Dia 19 de setembro de 2005 entrou para a história da franquia Mortal Kombat. Sem muito alarde, vindo de uma sequência muito boa de jogos na geração (Deadly Alliance e Deception), o mundo dos games foi surpreendido pelo lançamento de Ed Boon e companhia: Mortal Kombat: Shaolin Monks chegava ao PlayStation 2 e Xbox.
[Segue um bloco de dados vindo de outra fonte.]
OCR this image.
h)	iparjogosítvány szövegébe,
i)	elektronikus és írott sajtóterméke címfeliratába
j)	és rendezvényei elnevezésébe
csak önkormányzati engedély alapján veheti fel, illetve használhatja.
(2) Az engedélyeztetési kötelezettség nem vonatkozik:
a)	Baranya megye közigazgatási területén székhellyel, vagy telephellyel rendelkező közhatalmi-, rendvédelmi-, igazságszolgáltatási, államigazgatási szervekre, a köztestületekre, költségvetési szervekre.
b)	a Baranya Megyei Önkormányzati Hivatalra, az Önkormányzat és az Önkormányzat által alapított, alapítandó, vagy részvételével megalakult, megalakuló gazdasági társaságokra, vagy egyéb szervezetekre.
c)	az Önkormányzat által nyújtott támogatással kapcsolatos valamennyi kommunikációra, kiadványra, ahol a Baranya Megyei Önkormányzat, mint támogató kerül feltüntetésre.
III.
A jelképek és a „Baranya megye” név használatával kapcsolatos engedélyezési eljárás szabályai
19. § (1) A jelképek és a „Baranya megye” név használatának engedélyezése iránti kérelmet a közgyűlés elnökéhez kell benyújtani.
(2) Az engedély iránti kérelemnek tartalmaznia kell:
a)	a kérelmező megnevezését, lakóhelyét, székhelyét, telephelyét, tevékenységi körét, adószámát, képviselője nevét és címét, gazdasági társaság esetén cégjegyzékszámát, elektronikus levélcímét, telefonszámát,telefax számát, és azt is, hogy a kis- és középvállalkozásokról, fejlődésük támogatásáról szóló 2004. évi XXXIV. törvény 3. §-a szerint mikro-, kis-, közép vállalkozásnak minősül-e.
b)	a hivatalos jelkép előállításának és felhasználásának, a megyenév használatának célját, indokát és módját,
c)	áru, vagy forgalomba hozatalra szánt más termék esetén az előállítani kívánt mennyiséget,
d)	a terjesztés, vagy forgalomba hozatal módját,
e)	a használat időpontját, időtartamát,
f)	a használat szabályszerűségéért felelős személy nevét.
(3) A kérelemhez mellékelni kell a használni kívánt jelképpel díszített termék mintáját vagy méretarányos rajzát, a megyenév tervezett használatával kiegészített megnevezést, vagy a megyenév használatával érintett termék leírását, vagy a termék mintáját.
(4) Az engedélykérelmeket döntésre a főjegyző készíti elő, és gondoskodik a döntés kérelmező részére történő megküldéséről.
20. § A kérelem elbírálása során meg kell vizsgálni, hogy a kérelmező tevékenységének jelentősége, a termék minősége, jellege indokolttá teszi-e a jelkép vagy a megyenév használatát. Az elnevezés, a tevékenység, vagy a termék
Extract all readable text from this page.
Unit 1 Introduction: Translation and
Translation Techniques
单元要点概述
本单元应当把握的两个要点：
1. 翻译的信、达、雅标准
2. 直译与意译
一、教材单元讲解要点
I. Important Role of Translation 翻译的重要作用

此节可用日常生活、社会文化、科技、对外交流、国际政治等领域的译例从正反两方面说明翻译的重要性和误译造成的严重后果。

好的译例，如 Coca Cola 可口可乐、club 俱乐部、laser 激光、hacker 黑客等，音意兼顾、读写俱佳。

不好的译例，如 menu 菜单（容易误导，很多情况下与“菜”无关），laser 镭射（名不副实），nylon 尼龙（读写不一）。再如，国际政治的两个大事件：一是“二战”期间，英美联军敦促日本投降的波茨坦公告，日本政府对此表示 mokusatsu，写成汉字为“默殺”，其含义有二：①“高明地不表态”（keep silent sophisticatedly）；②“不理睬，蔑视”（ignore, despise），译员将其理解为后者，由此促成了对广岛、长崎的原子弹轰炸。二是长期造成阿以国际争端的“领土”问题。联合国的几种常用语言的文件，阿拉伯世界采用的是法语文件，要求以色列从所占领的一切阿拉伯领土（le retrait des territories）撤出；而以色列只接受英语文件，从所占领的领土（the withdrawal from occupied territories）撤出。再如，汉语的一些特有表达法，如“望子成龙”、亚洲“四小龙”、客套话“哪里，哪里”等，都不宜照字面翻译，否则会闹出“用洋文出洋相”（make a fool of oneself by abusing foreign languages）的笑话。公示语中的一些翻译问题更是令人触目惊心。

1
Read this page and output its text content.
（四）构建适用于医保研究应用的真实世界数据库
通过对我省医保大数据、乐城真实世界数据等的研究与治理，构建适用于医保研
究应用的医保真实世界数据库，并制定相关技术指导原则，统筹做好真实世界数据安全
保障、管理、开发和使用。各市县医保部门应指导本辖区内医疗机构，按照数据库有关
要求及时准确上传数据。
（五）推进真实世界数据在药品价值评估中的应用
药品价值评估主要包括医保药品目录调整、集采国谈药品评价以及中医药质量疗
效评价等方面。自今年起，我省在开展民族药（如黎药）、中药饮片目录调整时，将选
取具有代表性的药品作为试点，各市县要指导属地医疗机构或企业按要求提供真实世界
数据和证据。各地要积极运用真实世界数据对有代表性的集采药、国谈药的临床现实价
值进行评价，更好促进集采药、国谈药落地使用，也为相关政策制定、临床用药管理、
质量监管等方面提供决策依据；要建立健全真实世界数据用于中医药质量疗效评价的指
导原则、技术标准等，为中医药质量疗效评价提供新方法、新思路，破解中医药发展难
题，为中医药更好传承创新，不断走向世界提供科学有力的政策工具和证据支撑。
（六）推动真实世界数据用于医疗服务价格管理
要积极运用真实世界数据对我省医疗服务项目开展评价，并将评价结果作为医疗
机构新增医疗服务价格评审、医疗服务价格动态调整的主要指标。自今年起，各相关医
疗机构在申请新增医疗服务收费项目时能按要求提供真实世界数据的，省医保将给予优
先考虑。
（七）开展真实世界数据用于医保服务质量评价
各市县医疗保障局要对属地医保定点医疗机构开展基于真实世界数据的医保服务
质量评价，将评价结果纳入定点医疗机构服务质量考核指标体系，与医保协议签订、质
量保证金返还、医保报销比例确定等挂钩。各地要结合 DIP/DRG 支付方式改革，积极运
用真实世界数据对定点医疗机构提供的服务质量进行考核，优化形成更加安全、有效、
Esta era a terceira tentativa de criar um game de ação da franquia de Raiden. As duas primeiras, Mortal Kombat Mythologies: Sub-Zero (1997) e Mortal Kombat: Special Forces (2000), foram um fracasso total de crítica, público e vendas. Inclusive, o game do Sub-Zero era um pontapé inicial em uma subfranquia (Mythologies) que foi descartada após a decepção geral com o título. Contudo, se errar é humano e persistir nele é burrice, o que aconteceu foi que a Midway aprendeu com seus equívocos e finalmente emplacou um jogo decente sem ser na trocação pura.
Mortal Kombat: Shaolin Monks foi a realização do projeto de um jogo focado em Liu Kang, plano que já existia alguns anos antes do lançamento, mas que foi engavetado depois de Special Forces. Foi só com a política da Midway de lançar um jogo de MK por ano que o plano voltou a respirar. Em 2004, Mortal Kombat: Deception foi lançado e, no ano seguinte, chegava Shaolin Monks.
As novidades que deram certo
O game tinha foco em ação, um modo beat 'em up em 3D, e trazia multiplayer de dois jogadores. Era possível escolher entre Liu Kang e Kung Lao, cada um trazendo suas habilidades características para as fases de aventura. Sem inventar muita moda, foi simples em sua execução, o que garantiu a diversão além da novidade para quem era fã da franquia de longa data.
As fases continham uma certa exploração, regada de inimigos básicos, e que eventualmente levavam a um chefão. Vários personagens clássicos como Goro, Baraka, Jade, Kitana, Mileena, Sub-Zero, Scorpion, entre outros, apareceram para dar ritmo ao jogo. Alguns até se tornavam jogáveis após finalizar o modo história, fosse neste mesmo modo ou no versus (onde um jogava contra o outro).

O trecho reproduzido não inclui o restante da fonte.